Intermediate Sell Signal

 | Aug 05, 2019 02:50AM ET

Current Position of the Market

SPX: Long-term trend –Final long-term phase on the way? How much longer, is the question.

Intermediatetrend–We have started a correction of intermediate nature.

Analysis of the short-term trend is done on a daily basis with the help of hourly charts. It is an important adjunct to the analysis of daily and weekly charts which discusses the course of longer market trends.

Market Overview

“It ain’t over till it’s over!” IT’S OVER!

My view was that for the last couple of weeks, the market was just hanging around waiting for a catalyst to put an end to its suffering! Last week we got two! The first was when the Federal Reserve cut interest rates by a quarter-point at Wednesday’s FOMC meeting. This triggered an immediate sell-off, with the SPX declining from 3017 to 2958 before an oversold rally took hold. The next day showed that the market had only been wounded, as the index recovered all the way back to 3018. Then came the coup de grace administered by a Trump tweet that new tariffs were being imposed on China. It was all downhill after that, with the index losing nearly 100 points from the previous Friday’s close.

“One reason why I believe that there could be a good sell-off in the index after next week is because the cycle which bottomed on 6/03 is due to make its next low on 8/12! That does not guarantee a sharp sell-off into that date but, considering how things are stacked currently, it’s certainly a possibility; and it’s better to go into that date with a cautious attitude. Especially since there is also an 80-day Hurst cycle due to make its low on 8/26.” This is reproduced from last week’s letter to show the benefits that can be derived from following just a few reliable cycles. Now that we have confirmation that these cycles are operative, we can predict the short-term market path with a certain amount of confidence. Unless the first cycle bottomed early (which is not supported by the technical picture), we should extend the downtrend for another day or two, get a relief rally, and then decline even lower into the end of the month.
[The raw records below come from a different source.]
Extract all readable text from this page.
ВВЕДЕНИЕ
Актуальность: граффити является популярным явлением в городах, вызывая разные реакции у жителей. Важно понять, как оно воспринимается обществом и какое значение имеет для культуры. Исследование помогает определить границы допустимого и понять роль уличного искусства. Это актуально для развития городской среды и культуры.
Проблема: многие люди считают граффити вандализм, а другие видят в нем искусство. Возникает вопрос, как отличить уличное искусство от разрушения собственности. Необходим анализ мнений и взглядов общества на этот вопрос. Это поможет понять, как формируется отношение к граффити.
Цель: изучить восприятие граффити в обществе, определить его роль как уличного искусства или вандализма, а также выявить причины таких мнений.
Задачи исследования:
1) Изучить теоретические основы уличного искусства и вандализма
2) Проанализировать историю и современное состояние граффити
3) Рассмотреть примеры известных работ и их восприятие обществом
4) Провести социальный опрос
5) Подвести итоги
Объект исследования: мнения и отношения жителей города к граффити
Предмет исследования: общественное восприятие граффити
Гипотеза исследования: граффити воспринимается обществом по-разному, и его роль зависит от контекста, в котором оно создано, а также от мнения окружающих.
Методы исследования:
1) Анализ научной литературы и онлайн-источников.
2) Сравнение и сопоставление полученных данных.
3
Should this scenario come to pass, it would likely be only the first salvo of a more protracted correction.

Technical Analysis(Charts appearing below are courtesy of QCharts.)

SPX daily chart

From the perspective of an EWT analyst, the current market’s structural position offers two possibilities: 1) we just completed a B-wave of wave IV, or 2) we have only come to the end of Wave III and are starting wave IV. The market will be the final arbiter as to which is the correct one. The first option would limit the correction to one of the higher Fibonacci retracement zones shown on the chart, while the second could take SPX all the way back down to 2346 and perhaps beyond. Either way, this should turn out to be a substantial correction.